A secure, distributed digital archive is currently preserving hundreds of thousands of historical documents to ensure that Palestinian heritage survives.
According to a report by the technology magazine Wired, the Palestinian Museum in Birzeit has expanded its digital archive to store more than half a million digital items, including identity documents, official records, letters, diaries, manuscripts, maps, photographs, and audio recordings. The goal is to protect these materials from physical destruction.
According to the report, the project uses distributed backups to replicate information across several secure server locations around the world. Project managers hope that this approach will preserve the data and maintain online access to it even if a local server or building is physically damaged.
The archive functions as a bilingual digital platform in Arabic and English, according to the report, and prioritizes documenting the everyday lives of ordinary citizens and the family histories of Palestinians in Israel and abroad.
According to Amer Shomali, director general of the Palestinian Museum, approximately 80% of Palestinian national collections have been looted, destroyed, or are under Israeli control. He claimed that during the first week of the war in Gaza in 2023, two art galleries, seven museums, two major archives in Gaza, and hundreds of archaeological sites were bombed.
According to a 2025 report by the Applied Research Institute–Jerusalem, a Palestinian non-governmental organization, Israel has taken control of at least 2,400 archaeological sites in the West Bank. As of last March, UNESCO, the United Nations Educational, Scientific and Cultural Organization, reported that 164 cultural heritage sites in Gaza had been damaged since October 2023, including historic buildings, religious sites, museums, and archaeological locations.
Protection Against Disappearance
The Palestinian Museum, which opened its doors in 2016, began developing its digital archive in 2018. The archive does not rely on a single physical location. The team, consisting of three members supported by a network of volunteers, collected materials directly from families, requesting their access and permission to scan old photographs, letters, and documents.
The result is an open-source platform containing more than 500,000 items. The archive has been replicated several times across the world, creating a distributed system capable of withstanding a cyberattack or physical attack. “We cannot protect the system from being hacked, but we can protect it from disappearing,” Shomali told Wired.
An “IKEA-Style Exhibition”
According to the report, the museum developed a kind of “exhibition in a box” or an “IKEA-style kit” that allows anyone to download the materials, print them, and organize exhibitions about Palestinian life anywhere in the world. The project has already been presented more than 260 times, from Japan to San Francisco, and has been translated into five languages. International artists and curators also use the archive in their own projects.

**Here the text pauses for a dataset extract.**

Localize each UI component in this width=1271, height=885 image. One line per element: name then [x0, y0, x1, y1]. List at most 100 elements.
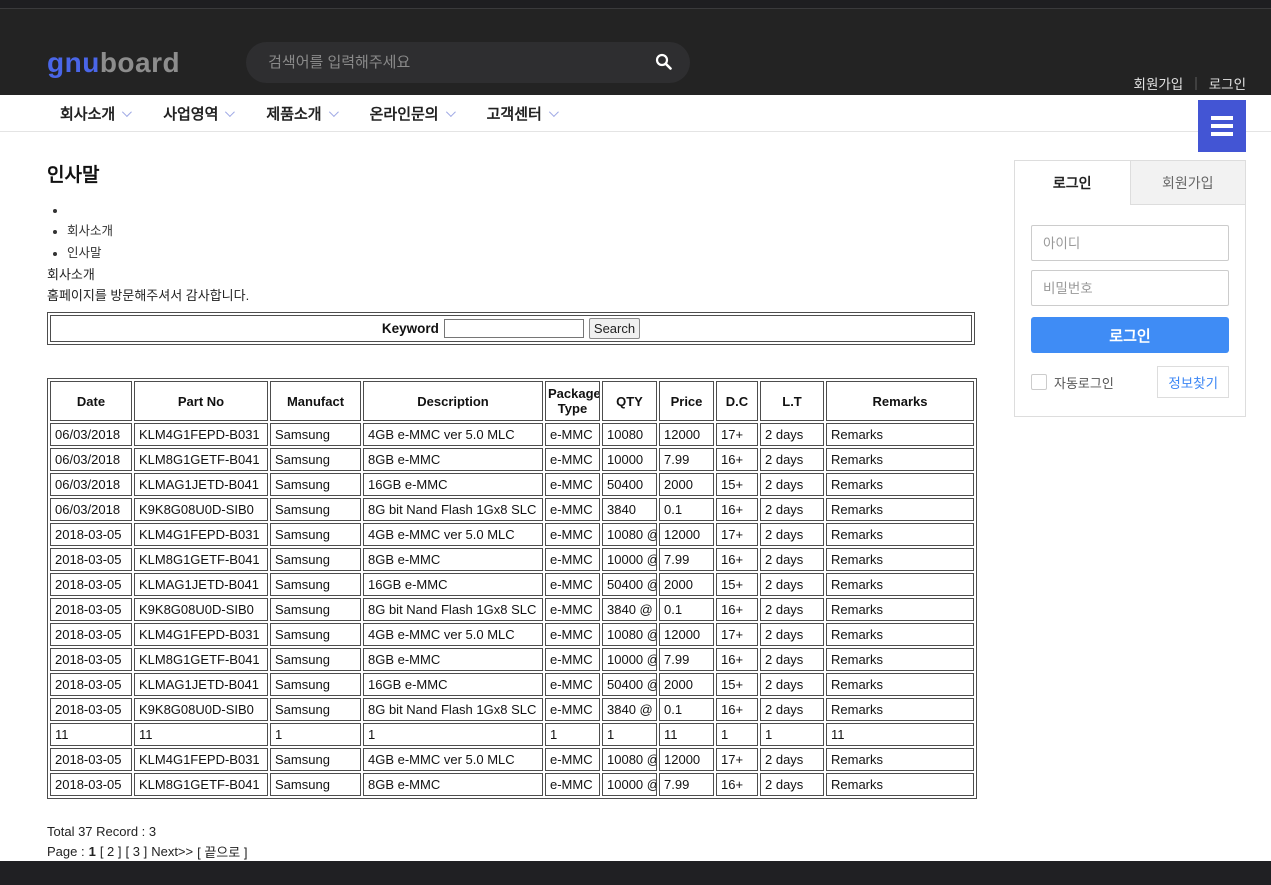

Mohammad Rabai, who oversees digitization processes, told the magazine that digitizing delicate documents requires specialized expertise: “Digitization is not focused only on creating a digital image, but also on preserving historical materials for future generations.”
“The digital archive is a way to protect our memory,” Shomali said. “Every scan, every backup, and every copy represents an attempt to ensure that Palestinian memory survives, even if the physical places where it is held do not survive.”
The poet Mahmoud Darwish wrote: “We who are capable of remembering are also capable of liberating ourselves.” The archive is an embodiment of that principle.